Researchers from the University of Colorado Boulder and the National Institute of Standards and Technology (NIST) have demonstrated a new method of detecting if smartphones have been tampered with, the entities announced today.
According to the report, the approach would not be limited to 4G or 5G phones because it focuses on the fundamental electromagnetic behavior of the hardware.
The context is that smartphones are extremely important to secure, but it is difficult to do so without damaging them. The method for identifying tampered smartphones that the two organizations developed relies upon creating a remote fingerprint of the electromagnetic properties of signals sent by different model devices. Specialized SIM cards and cellular radio standards-compliant base station emulator equipment are used to do this.
These signals can be compared to what is being generated by the same model phone in commercial use. Smartphones in use that don’t match the profile may have been tampered with.
The two groups tested the process on current-generation commercially available smartphones with 95% accuracy. The results were stable and repeatable over time.

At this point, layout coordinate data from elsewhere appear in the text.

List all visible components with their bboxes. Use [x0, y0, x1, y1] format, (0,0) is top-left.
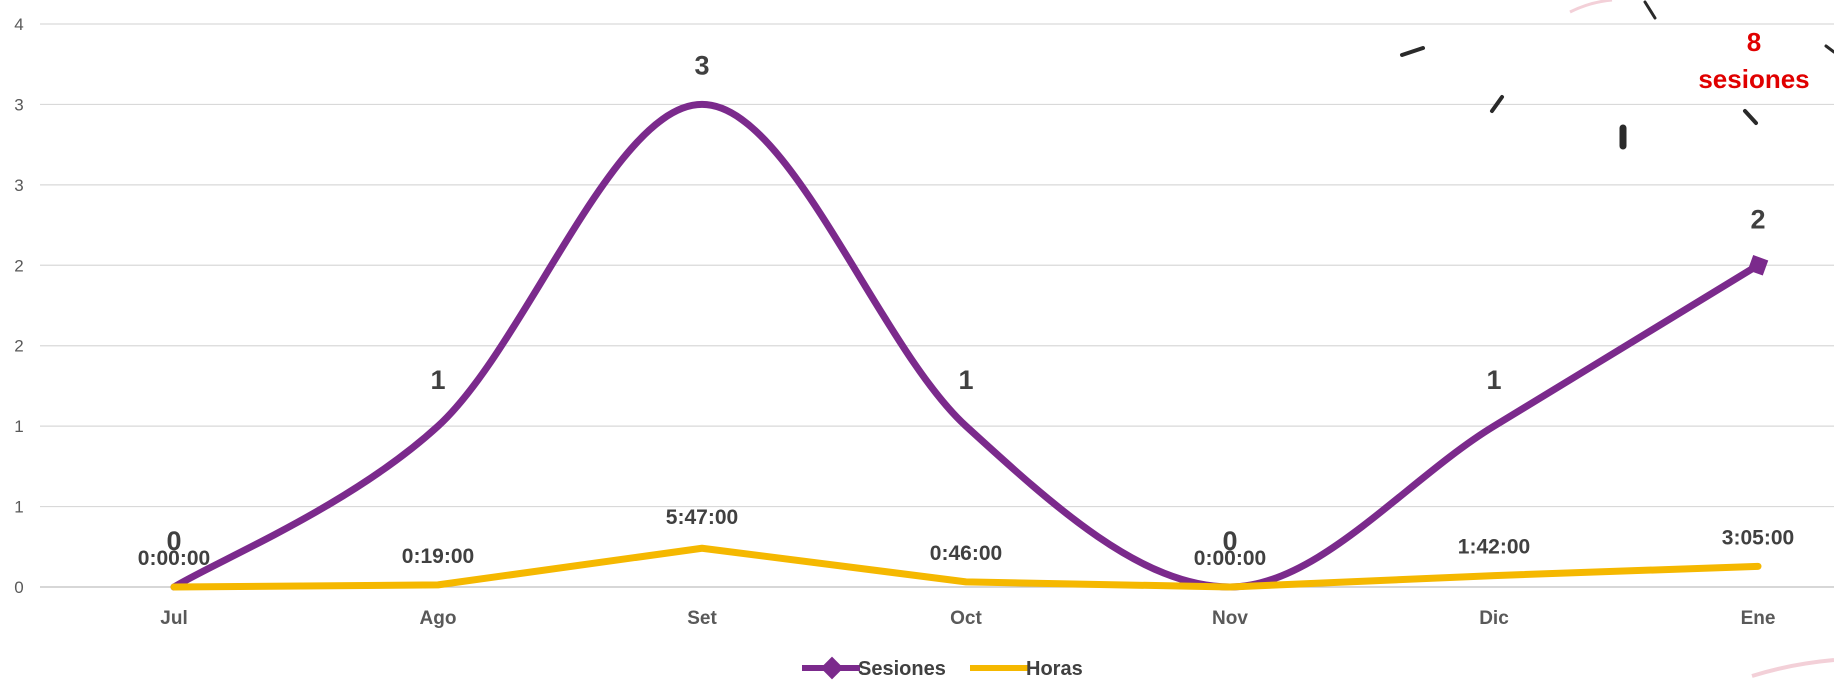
y-tick-label: 2	[14, 337, 23, 356]
data-labels: 0 1 3 1 0 1 2 0:00:00 0:19:00 5:47:00 0:46:00 0:00:…	[138, 50, 1794, 570]
data-point	[1747, 255, 1769, 276]
x-tick-label: Oct	[950, 608, 982, 629]
data-label-sesiones: 2	[1750, 204, 1765, 234]
y-tick-label: 1	[14, 417, 23, 436]
legend-label: Sesiones	[858, 658, 946, 680]
series-lines	[170, 100, 1769, 591]
x-tick-label: Nov	[1212, 608, 1248, 629]
series-line-sesiones	[170, 100, 1762, 591]
data-label-sesiones: 1	[958, 365, 973, 395]
data-label-sesiones: 1	[430, 365, 445, 395]
gridlines	[40, 23, 1834, 588]
y-tick-label: 3	[14, 95, 23, 114]
data-point	[1757, 565, 1759, 568]
x-tick-label: Jul	[160, 608, 187, 629]
total-sessions-annotation: 8 sesiones	[1698, 27, 1809, 94]
data-point	[965, 425, 967, 428]
data-point	[701, 547, 703, 550]
data-label-horas: 5:47:00	[666, 506, 738, 529]
decorative-swoosh-bottom	[1751, 658, 1834, 678]
data-point	[437, 425, 439, 428]
y-tick-label: 4	[14, 15, 23, 34]
x-tick-label: Dic	[1479, 608, 1509, 629]
y-axis-tick-labels: 0 1 1 2 2 3 3 4	[14, 15, 23, 597]
data-point	[701, 103, 703, 106]
data-label-horas: 3:05:00	[1722, 526, 1794, 549]
data-label-horas: 0:46:00	[930, 542, 1002, 565]
data-point	[1229, 586, 1231, 588]
data-label-horas: 0:19:00	[402, 545, 474, 568]
y-tick-label: 0	[14, 578, 23, 597]
data-label-horas: 0:00:00	[1194, 547, 1266, 570]
data-point	[1493, 574, 1495, 577]
data-label-horas: 0:00:00	[138, 547, 210, 570]
data-point	[965, 580, 967, 583]
data-point	[437, 583, 439, 586]
x-tick-label: Set	[687, 608, 717, 629]
y-tick-label: 3	[14, 176, 23, 195]
total-sessions-number: 8	[1747, 27, 1761, 57]
data-label-horas: 1:42:00	[1458, 536, 1530, 559]
data-point	[173, 586, 175, 588]
decorative-clock-icon	[1400, 0, 1834, 150]
y-tick-label: 1	[14, 498, 23, 517]
decorative-swoosh	[1569, 0, 1613, 14]
x-axis-tick-labels: Jul Ago Set Oct Nov Dic Ene	[160, 608, 1775, 629]
legend: Sesiones Horas	[802, 656, 1083, 680]
data-label-sesiones: 1	[1486, 365, 1501, 395]
x-tick-label: Ene	[1741, 608, 1776, 629]
data-label-sesiones: 0	[166, 526, 181, 556]
y-tick-label: 2	[14, 256, 23, 275]
data-label-sesiones: 3	[694, 50, 709, 80]
x-tick-label: Ago	[420, 608, 457, 629]
data-point	[1493, 425, 1495, 428]
legend-marker	[820, 656, 844, 680]
data-label-sesiones: 0	[1222, 526, 1237, 556]
legend-label: Horas	[1026, 658, 1083, 680]
total-sessions-word: sesiones	[1698, 64, 1809, 94]
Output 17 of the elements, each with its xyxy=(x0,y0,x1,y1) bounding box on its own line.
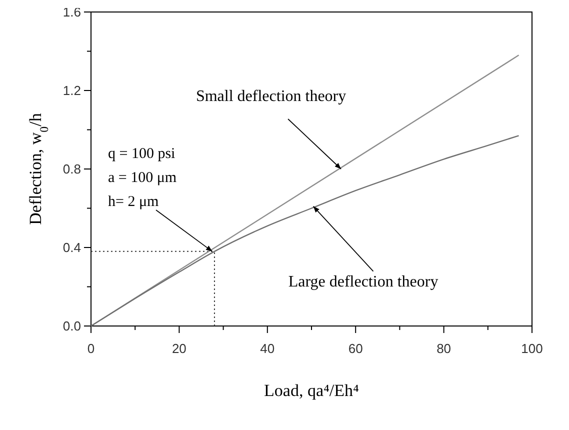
y-tick-label: 1.2 xyxy=(62,83,81,98)
line-series xyxy=(90,135,520,327)
annotation: Large deflection theory xyxy=(288,273,438,290)
x-tick-label: 20 xyxy=(172,341,186,356)
x-tick-label: 60 xyxy=(348,341,363,356)
annotation: h= 2 μm xyxy=(108,194,159,210)
y-tick-label: 0.8 xyxy=(62,162,81,176)
x-tick-label: 40 xyxy=(260,341,275,356)
y-tick-label: 0.4 xyxy=(62,240,81,255)
annotation: Small deflection theory xyxy=(196,88,346,105)
x-tick-label: 0 xyxy=(87,341,95,356)
y-tick-label: 0.0 xyxy=(62,318,81,334)
x-tick-label: 80 xyxy=(436,341,452,356)
annotation: q = 100 psi xyxy=(108,146,176,162)
annotation: a = 100 μm xyxy=(108,170,177,186)
x-tick-label: 100 xyxy=(521,341,543,356)
x-axis-title: Load, qa⁴/Eh⁴ xyxy=(264,381,360,400)
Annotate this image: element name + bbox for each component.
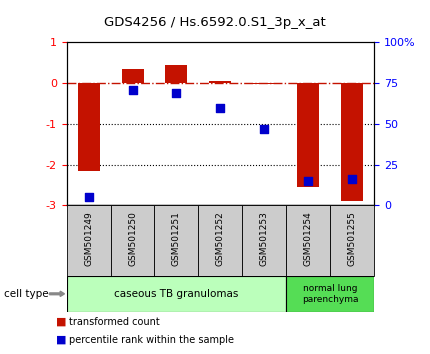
Bar bbox=[286, 276, 374, 312]
Text: GSM501252: GSM501252 bbox=[216, 211, 225, 266]
Point bbox=[349, 176, 356, 182]
Text: GSM501250: GSM501250 bbox=[128, 211, 137, 266]
Text: GDS4256 / Hs.6592.0.S1_3p_x_at: GDS4256 / Hs.6592.0.S1_3p_x_at bbox=[104, 16, 326, 29]
Bar bbox=[198, 205, 243, 276]
Point bbox=[261, 126, 268, 132]
Point bbox=[85, 194, 92, 200]
Bar bbox=[154, 205, 198, 276]
Bar bbox=[297, 83, 319, 187]
Text: percentile rank within the sample: percentile rank within the sample bbox=[69, 335, 234, 345]
Point bbox=[173, 90, 180, 96]
Point bbox=[305, 178, 312, 184]
Text: ■: ■ bbox=[56, 317, 66, 327]
Bar bbox=[67, 276, 286, 312]
Text: normal lung
parenchyma: normal lung parenchyma bbox=[302, 284, 359, 303]
Bar bbox=[341, 83, 363, 201]
Bar bbox=[286, 205, 330, 276]
Bar bbox=[253, 83, 275, 84]
Bar bbox=[209, 81, 231, 83]
Text: transformed count: transformed count bbox=[69, 317, 160, 327]
Point bbox=[217, 105, 224, 110]
Bar bbox=[166, 65, 187, 83]
Text: caseous TB granulomas: caseous TB granulomas bbox=[114, 289, 239, 299]
Text: GSM501253: GSM501253 bbox=[260, 211, 269, 266]
Bar bbox=[122, 69, 144, 83]
Bar bbox=[111, 205, 154, 276]
Text: cell type: cell type bbox=[4, 289, 49, 299]
Bar bbox=[67, 205, 111, 276]
Text: GSM501251: GSM501251 bbox=[172, 211, 181, 266]
Text: GSM501255: GSM501255 bbox=[347, 211, 356, 266]
Point bbox=[129, 87, 136, 92]
Text: GSM501254: GSM501254 bbox=[304, 211, 313, 266]
Bar bbox=[330, 205, 374, 276]
Text: ■: ■ bbox=[56, 335, 66, 345]
Bar bbox=[78, 83, 100, 171]
Text: GSM501249: GSM501249 bbox=[84, 211, 93, 266]
Bar bbox=[243, 205, 286, 276]
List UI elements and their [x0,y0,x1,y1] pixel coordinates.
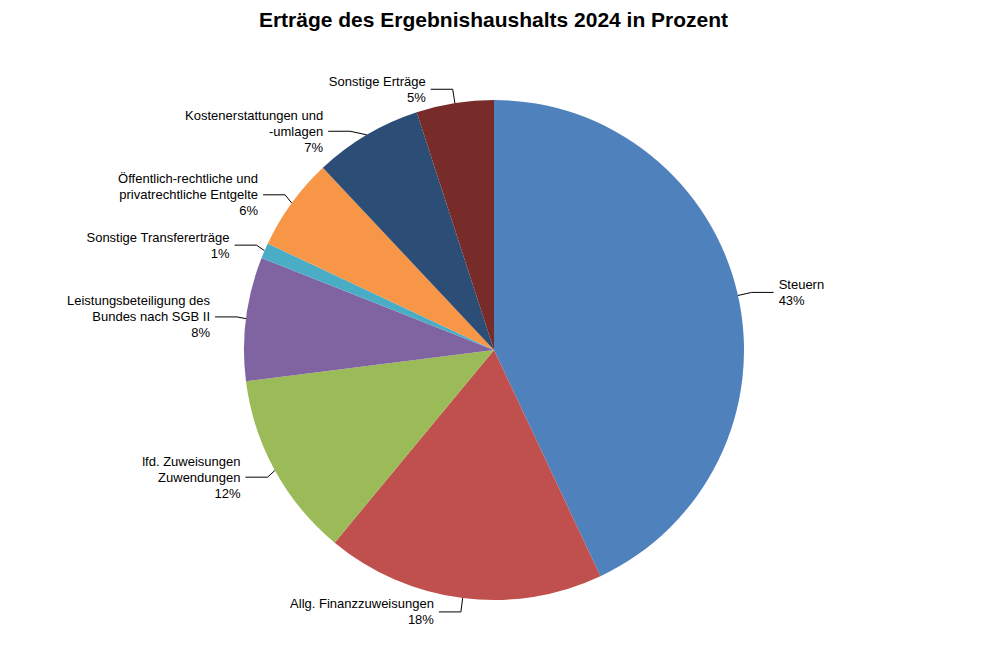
svg-text:Steuern: Steuern [779,277,825,292]
svg-text:43%: 43% [779,293,805,308]
svg-text:Sonstige Erträge: Sonstige Erträge [329,74,426,89]
svg-text:8%: 8% [191,325,210,340]
svg-text:privatrechtliche Entgelte: privatrechtliche Entgelte [119,187,258,202]
svg-text:Kostenerstattungen und: Kostenerstattungen und [185,108,323,123]
svg-text:6%: 6% [239,203,258,218]
svg-text:-umlagen: -umlagen [269,124,323,139]
svg-text:1%: 1% [211,246,230,261]
svg-text:12%: 12% [214,486,240,501]
svg-text:18%: 18% [408,612,434,627]
svg-text:Allg. Finanzzuweisungen: Allg. Finanzzuweisungen [290,596,434,611]
svg-text:Bundes nach SGB II: Bundes nach SGB II [92,309,210,324]
svg-text:Zuwendungen: Zuwendungen [158,470,240,485]
svg-text:Erträge des Ergebnishaushalts: Erträge des Ergebnishaushalts 2024 in Pr… [259,8,728,31]
svg-text:5%: 5% [407,90,426,105]
svg-text:Öffentlich-rechtliche und: Öffentlich-rechtliche und [118,171,258,186]
svg-text:Leistungsbeteiligung des: Leistungsbeteiligung des [67,293,211,308]
svg-text:Sonstige Transfererträge: Sonstige Transfererträge [86,230,229,245]
svg-text:lfd. Zuweisungen: lfd. Zuweisungen [142,454,240,469]
svg-text:7%: 7% [304,140,323,155]
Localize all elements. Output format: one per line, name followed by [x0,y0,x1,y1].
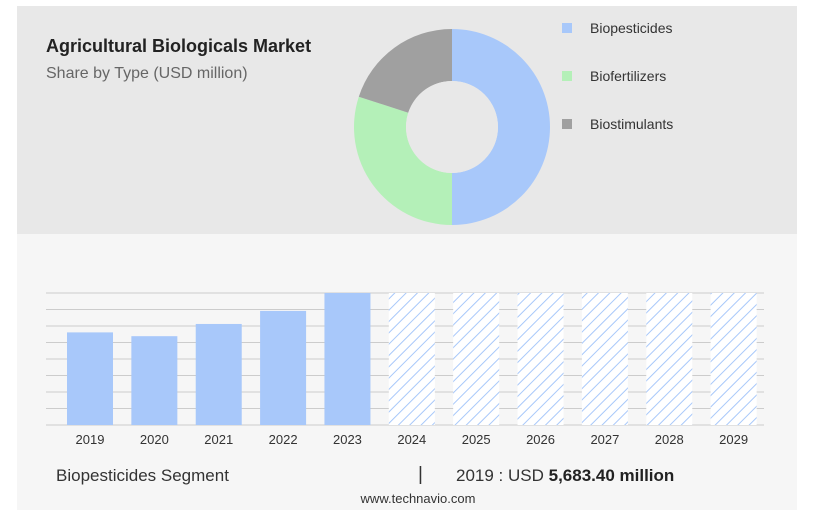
bar-2019 [67,332,113,425]
forecast-bar-2026 [517,293,564,425]
segment-value-amount: 5,683.40 million [548,466,675,485]
footer-separator: | [418,464,423,485]
donut-chart [354,29,550,225]
donut-slice-biostimulants [358,29,452,113]
donut-slice-biopesticides [452,29,550,225]
legend-label-biostimulants: Biostimulants [590,116,674,132]
donut-hole [406,81,498,173]
x-tick-label: 2022 [269,432,298,447]
legend-item-biopesticides: Biopesticides [562,18,673,38]
segment-value-prefix: 2019 : USD [456,466,544,485]
forecast-bar-2028 [646,293,693,425]
bar-2021 [195,323,242,425]
legend-swatch-biofertilizers [562,71,572,81]
forecast-bar-2029 [710,293,757,425]
forecast-bar-2027 [581,293,628,425]
x-tick-label: 2028 [655,432,684,447]
legend-item-biofertilizers: Biofertilizers [562,66,673,86]
chart-title: Agricultural Biologicals Market [46,36,312,56]
donut-legend: Biopesticides Biofertilizers Biostimulan… [562,18,673,162]
bar-2020 [131,336,178,425]
bar-chart: 2019 2020 2021 2022 2023 2024 2025 2026 2027 2028… [46,292,764,447]
segment-label: Biopesticides Segment [56,466,229,485]
legend-item-biostimulants: Biostimulants [562,114,673,134]
x-tick-label: 2020 [140,432,169,447]
x-tick-label: 2023 [333,432,362,447]
legend-swatch-biopesticides [562,23,572,33]
x-tick-label: 2027 [590,432,619,447]
donut-slice-biofertilizers [354,96,452,225]
bar-2022 [260,310,307,425]
legend-label-biofertilizers: Biofertilizers [590,68,667,84]
x-tick-label: 2026 [526,432,555,447]
segment-value: 2019 : USD 5,683.40 million [456,466,674,486]
bar-2023 [324,293,371,425]
x-tick-label: 2029 [719,432,748,447]
legend-swatch-biostimulants [562,119,572,129]
forecast-bar-2025 [453,293,500,425]
site-url: www.technavio.com [360,491,476,506]
x-tick-label: 2019 [76,432,105,447]
x-tick-label: 2024 [397,432,426,447]
x-tick-label: 2025 [462,432,491,447]
forecast-bar-2024 [388,293,435,425]
chart-subtitle: Share by Type (USD million) [46,65,248,82]
x-tick-label: 2021 [204,432,233,447]
legend-label-biopesticides: Biopesticides [590,20,673,36]
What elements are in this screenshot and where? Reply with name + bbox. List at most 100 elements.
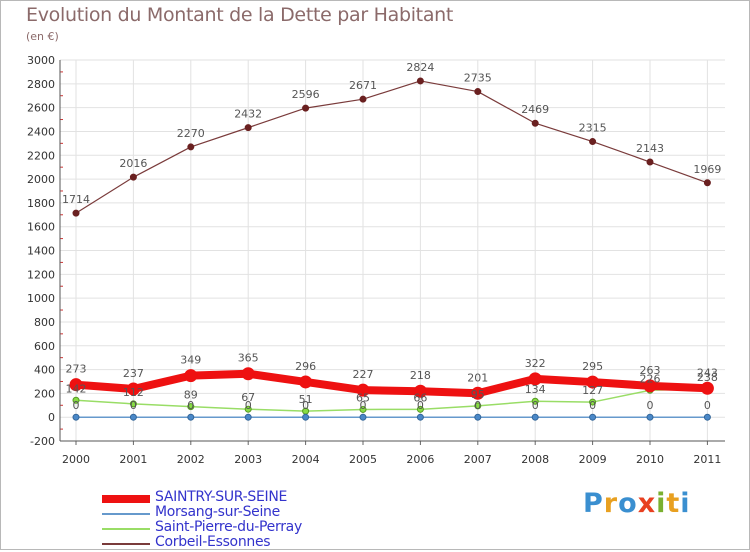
- legend-swatch: [102, 495, 150, 503]
- data-point-morsang-sur-seine: [474, 413, 482, 421]
- data-point-morsang-sur-seine: [416, 413, 424, 421]
- legend-swatch: [102, 528, 150, 530]
- y-tick-label: 2400: [27, 125, 55, 138]
- x-tick-label: 2002: [177, 453, 205, 466]
- data-point-saintry-sur-seine: [700, 381, 714, 395]
- x-tick-label: 2004: [292, 453, 320, 466]
- data-label-saintry-sur-seine: 218: [410, 369, 431, 382]
- data-point-saint-pierre-du-perray: [474, 402, 482, 410]
- data-label-saintry-sur-seine: 227: [353, 368, 374, 381]
- data-point-morsang-sur-seine: [302, 413, 310, 421]
- chart-title: Evolution du Montant de la Dette par Hab…: [26, 4, 454, 26]
- data-point-saintry-sur-seine: [413, 384, 427, 398]
- data-point-corbeil-essonnes: [589, 138, 597, 146]
- data-point-morsang-sur-seine: [359, 413, 367, 421]
- data-point-corbeil-essonnes: [72, 209, 80, 217]
- data-point-corbeil-essonnes: [187, 143, 195, 151]
- data-label-corbeil-essonnes: 2270: [177, 127, 205, 140]
- data-point-saintry-sur-seine: [184, 369, 198, 383]
- data-label-saint-pierre-du-perray: 65: [356, 391, 370, 404]
- y-tick-label: 1400: [27, 245, 55, 258]
- data-label-saint-pierre-du-perray: 127: [582, 384, 603, 397]
- legend-swatch: [102, 543, 150, 545]
- data-point-saint-pierre-du-perray: [531, 397, 539, 405]
- data-label-morsang-sur-seine: 0: [73, 399, 80, 412]
- series-line-saint-pierre-du-perray: [75, 388, 709, 412]
- data-point-saint-pierre-du-perray: [129, 400, 137, 408]
- y-tick-label: 1200: [27, 268, 55, 281]
- data-label-corbeil-essonnes: 2432: [234, 108, 262, 121]
- x-tick-label: 2000: [62, 453, 90, 466]
- data-label-morsang-sur-seine: 0: [245, 399, 252, 412]
- y-tick-label: 400: [34, 364, 55, 377]
- data-label-saint-pierre-du-perray: 226: [640, 372, 661, 385]
- data-label-corbeil-essonnes: 2596: [292, 88, 320, 101]
- data-point-saintry-sur-seine: [69, 378, 83, 392]
- legend-label: SAINTRY-SUR-SEINE: [155, 489, 288, 505]
- data-point-saintry-sur-seine: [299, 375, 313, 389]
- data-point-corbeil-essonnes: [244, 124, 252, 132]
- data-label-morsang-sur-seine: 0: [130, 399, 137, 412]
- data-label-corbeil-essonnes: 2016: [119, 157, 147, 170]
- y-tick-label: 1800: [27, 197, 55, 210]
- proxiti-logo: Proxiti: [583, 488, 691, 519]
- data-label-morsang-sur-seine: 0: [474, 399, 481, 412]
- data-point-corbeil-essonnes: [703, 179, 711, 187]
- x-tick-label: 2005: [349, 453, 377, 466]
- data-point-saint-pierre-du-perray: [359, 405, 367, 413]
- data-point-corbeil-essonnes: [302, 104, 310, 112]
- series-line-corbeil-essonnes: [75, 80, 709, 214]
- data-label-morsang-sur-seine: 0: [704, 399, 711, 412]
- y-tick-label: 0: [48, 411, 55, 424]
- data-point-morsang-sur-seine: [129, 413, 137, 421]
- y-tick-label: 2800: [27, 78, 55, 91]
- data-label-saintry-sur-seine: 201: [467, 371, 488, 384]
- data-point-saint-pierre-du-perray: [589, 398, 597, 406]
- data-point-saintry-sur-seine: [241, 367, 255, 381]
- data-point-saintry-sur-seine: [528, 372, 542, 386]
- data-label-saint-pierre-du-perray: 89: [184, 389, 198, 402]
- data-label-morsang-sur-seine: 0: [647, 399, 654, 412]
- data-point-saint-pierre-du-perray: [72, 396, 80, 404]
- data-label-saintry-sur-seine: 295: [582, 360, 603, 373]
- data-point-saintry-sur-seine: [471, 386, 485, 400]
- data-label-saintry-sur-seine: 273: [66, 363, 87, 376]
- data-label-saintry-sur-seine: 349: [180, 354, 201, 367]
- data-label-corbeil-essonnes: 2315: [579, 122, 607, 135]
- data-label-saint-pierre-du-perray: 238: [697, 371, 718, 384]
- data-point-saintry-sur-seine: [643, 379, 657, 393]
- x-tick-label: 2001: [119, 453, 147, 466]
- data-point-corbeil-essonnes: [416, 77, 424, 85]
- data-label-corbeil-essonnes: 2824: [406, 61, 434, 74]
- data-point-morsang-sur-seine: [589, 413, 597, 421]
- data-point-saintry-sur-seine: [126, 382, 140, 396]
- data-label-saint-pierre-du-perray: 142: [66, 382, 87, 395]
- y-tick-label: 2000: [27, 173, 55, 186]
- chart-subtitle: (en €): [26, 30, 59, 43]
- data-label-morsang-sur-seine: 0: [589, 399, 596, 412]
- data-label-morsang-sur-seine: 0: [532, 399, 539, 412]
- x-tick-label: 2010: [636, 453, 664, 466]
- data-point-saintry-sur-seine: [586, 375, 600, 389]
- y-tick-label: 200: [34, 387, 55, 400]
- data-label-corbeil-essonnes: 2143: [636, 142, 664, 155]
- x-tick-label: 2008: [521, 453, 549, 466]
- y-tick-label: -200: [30, 435, 55, 448]
- data-label-corbeil-essonnes: 1714: [62, 193, 90, 206]
- data-point-corbeil-essonnes: [474, 88, 482, 96]
- data-label-morsang-sur-seine: 0: [417, 399, 424, 412]
- data-label-saint-pierre-du-perray: 112: [123, 386, 144, 399]
- data-point-corbeil-essonnes: [531, 119, 539, 127]
- y-tick-label: 600: [34, 340, 55, 353]
- data-label-morsang-sur-seine: 0: [360, 399, 367, 412]
- data-label-morsang-sur-seine: 0: [302, 399, 309, 412]
- legend-label: Morsang-sur-Seine: [155, 504, 280, 520]
- legend-label: Saint-Pierre-du-Perray: [155, 519, 302, 535]
- data-label-saintry-sur-seine: 237: [123, 367, 144, 380]
- data-label-saintry-sur-seine: 365: [238, 352, 259, 365]
- y-tick-label: 1000: [27, 292, 55, 305]
- data-point-saintry-sur-seine: [356, 383, 370, 397]
- legend-label: Corbeil-Essonnes: [155, 534, 271, 550]
- data-point-morsang-sur-seine: [703, 413, 711, 421]
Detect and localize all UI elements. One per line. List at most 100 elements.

The work of the university and NIST is not over, however. The story says that the stage is set for the National Metrological Institute’s testing framework. The researchers will need to expand their library of trusted sources that account for potential small variations between manufacturing batches, develop standardized test conditions, and develop a more automated process, according to the report.
“This work demonstrates a foundational approach to obtaining a high-definition, reliable, and stable fingerprint of a commercially available smartphone device to verify that it has not been tampered with or compromised prior to deployment,” author Améya Ramadurgaka said in the story.
“I see this being utilized to validate mobile hardware before it is issued to high-security users, such as the military chain of command or senior government leadership.”